Yo quiero también en este acto felicitar al presidente de la Junta de Andalucía, a Plácido Fernández Viagas, jurista, de cuya competencia bien conozco y al que le puedo decir que hoy es el presidente de Andalucía, nuestro presidente, y por supuesto, también, Plácido, tú eres mi presidente. No te ha de faltar ni el apoyo de todos los partidos políticos, ni por supuesto, el del Gobierno, ni el mío personal. El acto de hoy es, para situarlo justamente, un acto de esperanza y un acto de responsabilidad. Un acto de esperanza porque sólo teniendo fe en el pueblo andaluz, todos podemos ser capaces de poner en marcha esta extraordinaria aventura que hoy se inicia; pero precisamente su éxito va a depender de la responsabilidad de todos los andaluces, y muy especialmente, de aquellos que habéis tenido, con envidia de los demás, la suerte y el honor de formar parte de la Junta de Andalucía.

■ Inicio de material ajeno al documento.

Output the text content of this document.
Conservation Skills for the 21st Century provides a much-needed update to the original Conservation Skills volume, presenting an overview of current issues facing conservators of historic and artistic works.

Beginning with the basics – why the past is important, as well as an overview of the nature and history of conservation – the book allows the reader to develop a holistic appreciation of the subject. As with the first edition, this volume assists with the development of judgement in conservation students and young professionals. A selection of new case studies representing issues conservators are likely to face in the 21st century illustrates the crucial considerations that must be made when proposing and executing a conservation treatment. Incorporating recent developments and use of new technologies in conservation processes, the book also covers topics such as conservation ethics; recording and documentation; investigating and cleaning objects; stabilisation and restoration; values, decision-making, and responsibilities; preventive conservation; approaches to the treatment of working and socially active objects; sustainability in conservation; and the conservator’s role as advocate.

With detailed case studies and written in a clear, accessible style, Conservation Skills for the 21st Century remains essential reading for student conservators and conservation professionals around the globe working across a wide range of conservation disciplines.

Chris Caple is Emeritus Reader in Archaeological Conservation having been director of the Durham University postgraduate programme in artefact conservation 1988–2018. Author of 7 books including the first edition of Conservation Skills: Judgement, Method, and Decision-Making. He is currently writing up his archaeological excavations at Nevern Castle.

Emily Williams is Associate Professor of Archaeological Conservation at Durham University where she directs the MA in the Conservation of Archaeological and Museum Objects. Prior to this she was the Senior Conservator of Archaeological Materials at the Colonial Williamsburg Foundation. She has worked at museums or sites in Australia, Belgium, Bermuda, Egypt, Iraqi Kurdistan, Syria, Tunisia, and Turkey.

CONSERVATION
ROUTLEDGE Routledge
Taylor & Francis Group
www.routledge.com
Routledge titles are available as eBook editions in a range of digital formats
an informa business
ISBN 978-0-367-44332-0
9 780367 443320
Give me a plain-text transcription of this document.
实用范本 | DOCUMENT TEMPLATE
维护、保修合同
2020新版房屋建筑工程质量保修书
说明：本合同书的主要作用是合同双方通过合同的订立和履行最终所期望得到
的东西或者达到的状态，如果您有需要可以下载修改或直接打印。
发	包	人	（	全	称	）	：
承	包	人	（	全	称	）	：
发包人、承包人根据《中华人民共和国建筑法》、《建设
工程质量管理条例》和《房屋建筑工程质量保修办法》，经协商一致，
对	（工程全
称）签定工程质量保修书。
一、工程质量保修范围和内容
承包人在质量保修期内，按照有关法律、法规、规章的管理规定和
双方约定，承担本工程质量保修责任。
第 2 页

Vosotros habéis contraído hoy, no sólo un honor, sino una enorme responsabilidad de la que alguna vez tendréis, y yo estoy seguro que con gran éxito, que rendir cuentas al pueblo andaluz. Nace hoy la Junta, como una criatura nueva, que como tal necesita muchos mimos y muchas ayudas. Su éxito va a depender en gran parte de la renuncia de todos, de la renuncia al personalismo, de la renuncia al electoralismo de los partidos, de la renuncia a las rivalidades provincianas, porque Andalucía es muy grande, Andalucía está muy mal comunicada y tenemos que conseguir que Andalucía exista cuando cada uno de nosotros sienta los problemas de Almería como los problemas de Sevilla, los de Huelva como los de Cádiz, los de Córdoba como los de Jaén, los de Granada como los de Málaga. El día que sintamos los problemas de todos los andaluces con los problemas nuestros habremos superado este tatuaje provinciano para haber constituido definitivamente una región. Esto sólo lo podemos hacer haciendo país; tomando conciencia regional; y esa es la gran responsabilidad que ahora tenemos todos los españoles, todos los andaluces muy especial-mente. Pero también necesita esta Junta ayuda, la ayuda del Gobierno, que yo especialmen-te procuraré canalizar.

Las ayudas de todas las autoridades locales y municipales, provinciales en Andalu-cía. La ayuda de todos los partidos parlamentarios y no parlamentarios, algunos de los cuales me satisface, precisamente, verlos aquí en este acto. Los problemas de Andalucía son muy profundos, no se van a resolver ni en cinco días, ni en cinco meses, ni en cinco años; pero también tenemos que decir que hoy tenemos encima unos problemas que no se han resuelto en cinco siglos de centralismo. De modo que a la Junta bien le podemos dar un crédito en el tiempo.

Por eso, yo, para terminar, lo único que quiero decir es que formulo mis mejores deseos, mis mejores votos y mi seguridad de que este Junta de Andalucía, que hoy empieza su difícil andadura, dará unos grandes fruto para Andalucía y para España. Muchas gracias a todos."